Dann ging es los. Wie es war, das diskutiere ich nicht hier, für mich war es auf alle Fälle mehr als Wert. Ich war letztes Jahr in Juni auf ein (viel größeres Event, in der Olympiahalle mit 74000 Besuchern), und da war ich schon aufgeregt ob ich es schaffe. Seit dem habe ich zwei weitere Konzerte geschafft. Also es geht. Natürlich ohne meine Freundinnen wäre es kaum machbar. Es war so gut sich wieder lebendig zu fühlen! Und so ein Event gibt aufs neue viel Kraft, aus diesem „MSA-Koma“ rauszukommen.
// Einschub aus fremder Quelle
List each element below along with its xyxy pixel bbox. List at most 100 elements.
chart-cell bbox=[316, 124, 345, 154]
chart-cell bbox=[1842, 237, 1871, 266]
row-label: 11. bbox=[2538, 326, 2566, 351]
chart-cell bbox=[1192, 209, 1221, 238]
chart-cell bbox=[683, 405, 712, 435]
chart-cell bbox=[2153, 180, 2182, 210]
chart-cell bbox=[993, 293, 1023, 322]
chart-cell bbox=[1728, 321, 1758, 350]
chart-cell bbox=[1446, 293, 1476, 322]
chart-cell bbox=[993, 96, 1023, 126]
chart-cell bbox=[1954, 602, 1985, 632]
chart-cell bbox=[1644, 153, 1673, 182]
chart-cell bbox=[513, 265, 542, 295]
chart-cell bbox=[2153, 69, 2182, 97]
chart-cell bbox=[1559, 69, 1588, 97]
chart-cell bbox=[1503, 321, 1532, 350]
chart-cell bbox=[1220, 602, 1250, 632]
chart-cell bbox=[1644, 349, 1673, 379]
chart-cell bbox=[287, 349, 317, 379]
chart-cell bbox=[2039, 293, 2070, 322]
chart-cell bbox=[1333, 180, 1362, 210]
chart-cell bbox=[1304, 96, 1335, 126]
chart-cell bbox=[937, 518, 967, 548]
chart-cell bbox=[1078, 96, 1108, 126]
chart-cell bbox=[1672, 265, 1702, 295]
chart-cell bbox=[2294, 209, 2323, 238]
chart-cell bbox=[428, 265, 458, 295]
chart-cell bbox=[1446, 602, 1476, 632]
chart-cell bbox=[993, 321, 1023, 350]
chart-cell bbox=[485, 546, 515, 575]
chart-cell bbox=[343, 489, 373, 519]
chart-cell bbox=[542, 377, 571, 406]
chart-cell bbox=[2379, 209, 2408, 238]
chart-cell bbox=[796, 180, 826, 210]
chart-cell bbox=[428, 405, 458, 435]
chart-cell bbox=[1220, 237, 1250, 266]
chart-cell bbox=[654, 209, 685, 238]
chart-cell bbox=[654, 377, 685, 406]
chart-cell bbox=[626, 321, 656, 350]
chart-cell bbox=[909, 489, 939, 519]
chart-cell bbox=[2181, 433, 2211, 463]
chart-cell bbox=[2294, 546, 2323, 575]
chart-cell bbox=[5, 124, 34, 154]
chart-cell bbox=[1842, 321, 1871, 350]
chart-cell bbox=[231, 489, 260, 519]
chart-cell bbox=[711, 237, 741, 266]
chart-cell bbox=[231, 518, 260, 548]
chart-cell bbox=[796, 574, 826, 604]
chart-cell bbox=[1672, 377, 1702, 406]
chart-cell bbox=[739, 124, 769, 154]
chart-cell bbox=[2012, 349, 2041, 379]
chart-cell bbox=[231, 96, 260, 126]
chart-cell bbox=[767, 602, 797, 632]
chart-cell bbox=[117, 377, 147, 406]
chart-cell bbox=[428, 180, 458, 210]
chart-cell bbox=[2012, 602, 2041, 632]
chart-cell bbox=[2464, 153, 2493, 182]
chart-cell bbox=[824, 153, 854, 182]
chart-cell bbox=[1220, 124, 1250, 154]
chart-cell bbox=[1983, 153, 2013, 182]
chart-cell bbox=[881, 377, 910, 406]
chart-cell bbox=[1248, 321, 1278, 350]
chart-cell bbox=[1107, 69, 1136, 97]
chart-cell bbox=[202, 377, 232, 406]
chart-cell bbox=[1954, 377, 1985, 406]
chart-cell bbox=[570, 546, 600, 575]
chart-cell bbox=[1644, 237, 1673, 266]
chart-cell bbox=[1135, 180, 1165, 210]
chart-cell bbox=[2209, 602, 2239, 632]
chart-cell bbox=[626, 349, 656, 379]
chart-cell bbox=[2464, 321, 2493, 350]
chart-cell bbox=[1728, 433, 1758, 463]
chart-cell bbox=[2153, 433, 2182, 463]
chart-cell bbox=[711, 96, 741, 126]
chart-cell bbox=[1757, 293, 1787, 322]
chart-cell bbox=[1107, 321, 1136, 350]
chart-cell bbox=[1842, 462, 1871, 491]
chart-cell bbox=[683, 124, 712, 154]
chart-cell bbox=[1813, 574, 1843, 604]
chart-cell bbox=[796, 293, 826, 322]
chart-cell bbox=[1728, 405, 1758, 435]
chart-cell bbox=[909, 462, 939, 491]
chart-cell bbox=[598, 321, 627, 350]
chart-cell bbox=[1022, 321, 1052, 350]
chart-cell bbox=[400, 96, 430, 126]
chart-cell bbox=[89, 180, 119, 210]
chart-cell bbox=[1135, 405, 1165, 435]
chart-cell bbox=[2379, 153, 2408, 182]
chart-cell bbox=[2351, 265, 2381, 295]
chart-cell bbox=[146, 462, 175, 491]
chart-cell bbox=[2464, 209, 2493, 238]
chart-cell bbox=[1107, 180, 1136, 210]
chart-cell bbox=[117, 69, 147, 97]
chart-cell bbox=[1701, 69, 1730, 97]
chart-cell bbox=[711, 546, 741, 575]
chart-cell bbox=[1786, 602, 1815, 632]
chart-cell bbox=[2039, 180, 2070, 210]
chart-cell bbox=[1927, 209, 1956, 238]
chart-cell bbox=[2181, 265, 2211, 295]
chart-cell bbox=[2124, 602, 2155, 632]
Vieles ist natürlich nicht so wie es mal war, aber es ist machbar, ich lebe mein Leben und tue Dinge die mir Spaß machen und nicht „weil es sich so gehört“ oder „weil die Gesellschaft das für Üblich hält“.
Am Ende des Konzerts haben wir gewartet bis der Riesenansturm weg ist, und Richtung Ausgang losgelaufen. Meine Blase war toll, ich war stolz auf ihn!
Draussen haben wir dann ein bisschen rumgeirrt und gefroren im Wind, Kälte und Nieselregen. Aber alles in allem war es die Anstrengung Wert. Ich bin natürlich aus meiner „Sicherheitszone“ raus, mein Arzt würde sicherlich die Hände über dem Kopf zusammenschlagen aber wen interessierts? Sterbe ich jetzt deswegen zwei Tage früher? Das schlimme wäre gewesen, wenn ich dort gestürzt wäre, aber meine Freundinnen passen schon auf mich auf.
Das nächste Konzert ist für Juni geplant, in Berlin, wieder Stadion, also Treppenalarm. Das ist das nächste Ziel.
Danke Mädels für die Unterstützung und für das Dasein!